La productivité, compromise par le changement climatique ?
Privilégier les arbres à forte croissance, donc plus productifs, peut être un objectif à suivre en sylviculture. Or, cette stratégie tient-elle face au changement climatique ? Rien n’est moins sûr. Des travaux en cours, menés par des chercheurs de l’INRA, tendent à établir que les arbres à croissance moyenne s’en sortent mieux en cas de sécheresse extrême. A contrario, au sein d’un même peuplement, les arbres à croissance rapide se montreraient moins résilients face à un tel stress hydrique.

Le sapin pectiné supporte mal les sécheresses et canicules estivales. Il y est même « moins tolérant que le hêtre avec qui il est souvent associé ». Les basses altitudes ? Très peu pour lui.

À l’inverse du hêtre, l’enracinement profond rend le mélèze d’Europe tenace face à la chaleur et à la sécheresse. Un autre de ses points forts est une bonne résistance à la cavitation, cette embolie des arbres par laquelle une bulle d’air peut se former dans un vaisseau en cas de stress hydrique.
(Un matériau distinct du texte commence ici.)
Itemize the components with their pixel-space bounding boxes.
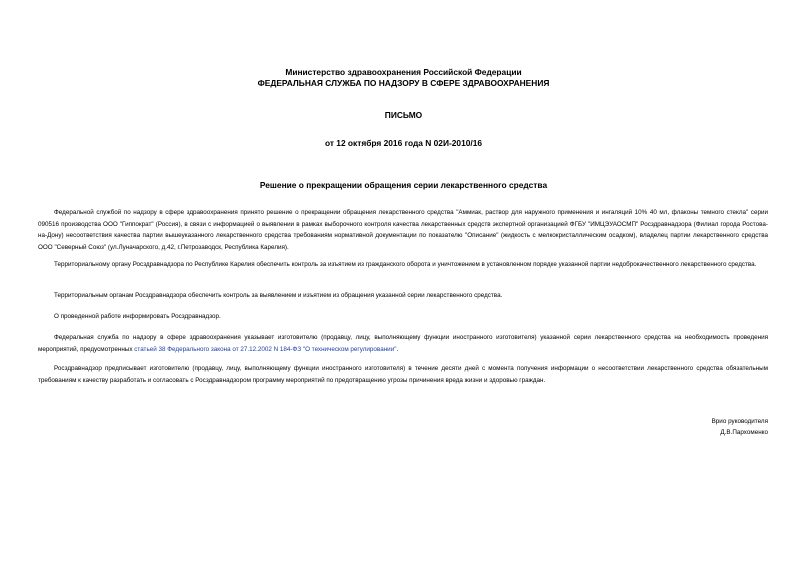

Rustique, le mélèze d’Europe appelle toutefois quelques nuances : « Il existe peu de modèles prédictifs d’évolution de l’aire naturelle et d’introduction potentielle pour le mélèze d’Europe. Le transfert de provenances alpines vers la plaine est à proscrire, mais les provenances d’Europe centrale réagissent mieux à ce transfert en plaine française. »

Issu d’un croisement entre le mélèze d’Europe et celui du Japon, le mélèze hybride fait preuve d’une « bonne plasticité environnementale » et d’une « probable capacité d’adaptation à un climat changeant ». Néanmoins, dans certaines stations, « on peut observer sur certaines variétés très vigoureuses dans le jeune âge des fentes longitudinales du tronc ».

Le douglas vert s’avère capable de poursuivre sa croissance lors des sécheresses modérées : « Il est possible que dans quelques décennies, le douglas vert puisse être utilisé à plus haute altitude qu’aujourd’hui, notamment au-delà de 1 000 m d’altitude ».

Le cèdre de l'Atlas devrait lui aussi monter en altitude. Les experts envisagent « son exclusion d’une part de plus en plus importante de la région méditerranéenne », en raison notamment de sécheresses estivales plus intenses et fréquentes. En parallèle, cet arbre à croissance plutôt rapide est susceptible de s’étendre à de nouvelles régions.

Les mises à jour portent aussi sur l’épicéa de Sitka, le pin maritime, le pin à encens, le pin sylvestre.

Toutes essences confondues, les fiches de synthèse sont accessibles sur le site du ministère de la Forêt.